There are no Arizona authorities that specifically discuss the issue whether an attorney can be subjected to civil liability for assisting a client in breaking a contract. In McElhanon v. Hing, 151 Ariz. 386, 728 P.2d 256 (App. 1985), affirmed in part and vacated in part on other grounds 151 Ariz. 403, 728 P.2d 273 (1986), the Court of Appeals held that the rationale of permitting attorneys to be held liable for committing the intentional torts of abuse of process and/or malicious prosecution would also support the imposition of liability upon an attorney who knowingly prepared for a client a fraudulent conveyance in an action brought by the defrauded creditors:

The privilege an attorney has for his actions in representing a client is a qualified one that does not extend to the intentional torts of malicious prosecution and abuse of process. Nor should the privilege apply to the intentional acts of furthering and participating in a fraudulent conveyance.

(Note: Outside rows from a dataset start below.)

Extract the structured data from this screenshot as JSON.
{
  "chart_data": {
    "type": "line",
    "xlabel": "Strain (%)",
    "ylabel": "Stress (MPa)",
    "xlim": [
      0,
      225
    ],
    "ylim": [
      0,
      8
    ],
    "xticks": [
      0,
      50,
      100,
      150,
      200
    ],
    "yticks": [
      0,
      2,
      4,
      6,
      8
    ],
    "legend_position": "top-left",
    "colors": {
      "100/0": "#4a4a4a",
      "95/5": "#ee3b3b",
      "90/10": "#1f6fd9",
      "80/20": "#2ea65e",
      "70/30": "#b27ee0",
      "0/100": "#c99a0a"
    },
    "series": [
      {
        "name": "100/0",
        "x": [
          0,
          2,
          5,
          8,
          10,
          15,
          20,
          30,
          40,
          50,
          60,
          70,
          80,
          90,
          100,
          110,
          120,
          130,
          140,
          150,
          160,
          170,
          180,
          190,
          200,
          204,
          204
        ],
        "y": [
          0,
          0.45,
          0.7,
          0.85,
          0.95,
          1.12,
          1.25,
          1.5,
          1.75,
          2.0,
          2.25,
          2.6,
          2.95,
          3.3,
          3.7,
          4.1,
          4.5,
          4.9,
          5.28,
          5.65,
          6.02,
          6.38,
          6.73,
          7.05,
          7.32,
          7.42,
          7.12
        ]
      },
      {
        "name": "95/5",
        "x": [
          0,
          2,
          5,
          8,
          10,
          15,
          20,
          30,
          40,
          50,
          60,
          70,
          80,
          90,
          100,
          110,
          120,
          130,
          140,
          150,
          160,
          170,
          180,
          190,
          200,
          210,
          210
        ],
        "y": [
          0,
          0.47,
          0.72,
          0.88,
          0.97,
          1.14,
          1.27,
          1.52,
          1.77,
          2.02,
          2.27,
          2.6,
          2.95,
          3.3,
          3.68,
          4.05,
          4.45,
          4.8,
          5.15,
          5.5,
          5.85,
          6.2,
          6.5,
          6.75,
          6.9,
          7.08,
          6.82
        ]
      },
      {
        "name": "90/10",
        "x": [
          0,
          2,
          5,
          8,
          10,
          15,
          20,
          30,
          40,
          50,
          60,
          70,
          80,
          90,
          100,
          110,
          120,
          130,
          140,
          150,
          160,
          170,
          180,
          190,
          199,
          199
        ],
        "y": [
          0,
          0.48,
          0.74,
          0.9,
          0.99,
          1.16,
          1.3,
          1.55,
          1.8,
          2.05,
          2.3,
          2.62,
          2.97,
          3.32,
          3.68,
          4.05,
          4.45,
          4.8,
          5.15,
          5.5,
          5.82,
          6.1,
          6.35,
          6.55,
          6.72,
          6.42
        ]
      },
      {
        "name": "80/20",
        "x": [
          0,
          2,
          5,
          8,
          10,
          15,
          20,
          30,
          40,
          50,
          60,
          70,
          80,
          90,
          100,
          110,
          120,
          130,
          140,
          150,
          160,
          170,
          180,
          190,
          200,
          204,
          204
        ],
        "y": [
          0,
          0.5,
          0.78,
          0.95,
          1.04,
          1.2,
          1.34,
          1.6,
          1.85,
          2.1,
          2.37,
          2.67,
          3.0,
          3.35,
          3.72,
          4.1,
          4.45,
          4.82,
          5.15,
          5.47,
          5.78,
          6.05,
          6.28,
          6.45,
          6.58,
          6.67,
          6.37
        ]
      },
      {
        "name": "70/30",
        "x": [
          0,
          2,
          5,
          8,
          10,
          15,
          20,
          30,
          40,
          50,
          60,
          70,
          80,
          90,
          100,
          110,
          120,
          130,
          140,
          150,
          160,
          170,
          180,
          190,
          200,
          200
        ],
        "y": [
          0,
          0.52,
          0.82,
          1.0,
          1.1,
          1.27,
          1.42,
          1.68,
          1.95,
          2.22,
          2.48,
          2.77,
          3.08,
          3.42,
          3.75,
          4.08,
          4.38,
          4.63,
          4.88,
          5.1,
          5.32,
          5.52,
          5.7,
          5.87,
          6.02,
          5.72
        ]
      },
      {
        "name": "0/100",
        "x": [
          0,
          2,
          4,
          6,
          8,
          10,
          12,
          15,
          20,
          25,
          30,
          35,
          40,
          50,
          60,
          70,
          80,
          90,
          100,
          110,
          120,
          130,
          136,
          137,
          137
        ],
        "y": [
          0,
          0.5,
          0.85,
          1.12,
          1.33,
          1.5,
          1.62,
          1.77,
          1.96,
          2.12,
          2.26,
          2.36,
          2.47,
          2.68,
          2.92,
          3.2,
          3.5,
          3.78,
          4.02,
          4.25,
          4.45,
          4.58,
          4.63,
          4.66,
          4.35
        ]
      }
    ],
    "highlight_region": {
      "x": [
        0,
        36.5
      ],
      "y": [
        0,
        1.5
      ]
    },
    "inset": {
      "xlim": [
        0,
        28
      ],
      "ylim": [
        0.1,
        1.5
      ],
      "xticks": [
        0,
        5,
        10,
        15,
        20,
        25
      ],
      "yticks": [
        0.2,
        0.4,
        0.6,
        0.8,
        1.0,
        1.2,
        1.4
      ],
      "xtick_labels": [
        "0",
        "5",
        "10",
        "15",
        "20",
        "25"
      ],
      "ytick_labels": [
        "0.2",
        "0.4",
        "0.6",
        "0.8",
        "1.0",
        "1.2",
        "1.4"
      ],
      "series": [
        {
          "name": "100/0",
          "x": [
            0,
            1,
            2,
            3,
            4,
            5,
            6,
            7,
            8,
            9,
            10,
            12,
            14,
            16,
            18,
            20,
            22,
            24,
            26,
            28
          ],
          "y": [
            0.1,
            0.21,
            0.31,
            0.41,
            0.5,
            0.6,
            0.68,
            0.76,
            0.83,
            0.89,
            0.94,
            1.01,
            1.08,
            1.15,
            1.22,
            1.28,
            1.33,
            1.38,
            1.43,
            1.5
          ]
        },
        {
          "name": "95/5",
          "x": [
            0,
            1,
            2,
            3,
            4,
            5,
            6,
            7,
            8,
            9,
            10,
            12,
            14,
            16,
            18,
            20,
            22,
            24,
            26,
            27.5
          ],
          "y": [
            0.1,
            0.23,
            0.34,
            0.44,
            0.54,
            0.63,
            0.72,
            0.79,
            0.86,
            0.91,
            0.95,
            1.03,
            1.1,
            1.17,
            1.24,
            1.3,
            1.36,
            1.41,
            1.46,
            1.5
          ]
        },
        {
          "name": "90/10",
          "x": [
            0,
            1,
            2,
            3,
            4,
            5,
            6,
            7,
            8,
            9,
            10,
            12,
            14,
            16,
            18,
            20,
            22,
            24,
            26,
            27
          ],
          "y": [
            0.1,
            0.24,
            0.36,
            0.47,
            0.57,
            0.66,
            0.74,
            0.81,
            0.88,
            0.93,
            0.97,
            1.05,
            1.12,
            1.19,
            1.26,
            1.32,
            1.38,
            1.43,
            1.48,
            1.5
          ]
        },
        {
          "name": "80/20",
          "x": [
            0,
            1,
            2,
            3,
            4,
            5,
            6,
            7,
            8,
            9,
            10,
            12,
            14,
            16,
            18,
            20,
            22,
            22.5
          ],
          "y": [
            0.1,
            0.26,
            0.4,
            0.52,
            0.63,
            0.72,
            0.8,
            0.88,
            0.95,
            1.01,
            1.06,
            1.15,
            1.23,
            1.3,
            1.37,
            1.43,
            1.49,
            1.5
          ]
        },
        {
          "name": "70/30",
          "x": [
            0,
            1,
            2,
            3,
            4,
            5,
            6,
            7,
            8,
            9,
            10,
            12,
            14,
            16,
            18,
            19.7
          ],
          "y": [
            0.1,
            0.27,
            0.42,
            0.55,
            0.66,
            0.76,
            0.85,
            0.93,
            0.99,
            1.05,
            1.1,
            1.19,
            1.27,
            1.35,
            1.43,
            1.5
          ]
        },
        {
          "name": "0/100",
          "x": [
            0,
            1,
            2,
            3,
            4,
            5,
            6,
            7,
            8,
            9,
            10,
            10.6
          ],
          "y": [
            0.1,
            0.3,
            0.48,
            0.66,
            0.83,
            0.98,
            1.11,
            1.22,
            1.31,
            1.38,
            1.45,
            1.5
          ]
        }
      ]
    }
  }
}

Id., 151 Ariz. at 394, 728 P.2d at 394. See also Boone v. Superior Court In and For Maricopa County, 145 Ariz. 235, 242, 700 P.2d 1335, 1342, fn.2 (1985). The Court did, however, rely strongly on the fact that the allegation was that the attorney was at least assisting, and possibly actively participating in, the client's fraud.

1.1:600   Vicarious Liability [see 5.1:500]

Under AZ-ER 5.1(c), a partner in a firm will be responsible for the misconduct of another lawyer in the firm if (1) the partner ordered the conduct involved or, with knowledge of the specific conduct involved, ratified it, or (2) learns of the misconduct at a time when its consequences can be avoided or mitigated, but fails to take reasonable remedial action. In addition, under the doctrine of Matter of Galbasini, 163 Ariz. 120, 786 P.2d 971 (1990), a partner in a firm could be found to have violated the provisions of AZ-ER 5.1(a) if the partner fails to take any precautionary steps at all to see that that the firm has taken measures to ensure that lawyers in the firm comply with their ethical obligations, even if no ethical violations by other lawyers in the firm occur.

If the misconduct is such that it also results in malpractice liability to the client then all partners in the firm will be jointly and severally liable for any judgment entered in favor of the client. Clogher v. Winston & Strawn, 181 Ariz. 372, 891 P.2d 240 (App. 1995). In fact, it has been held that, under Arizona's partnership statutes and common law, punitive damages may be awarded vicariously against a partnership for acts of a partner performed in the ordinary course of the partnership's business. Hyatt Regency Phoenix Hotel Company v. Winston & Strawn, 184 Ariz. 120, 907 P.2d 506 (App. 1995), cert. denied 517 U.S. 1234, 116 S.Ct. 1877, 135 L.Ed.2d 173 (1996). Thus, it is not uncommon to find that many Arizona law firms have organized, or reorganized, themselves as either "limited liability corporations" or "limited liability partnerships" to avoid this exposure.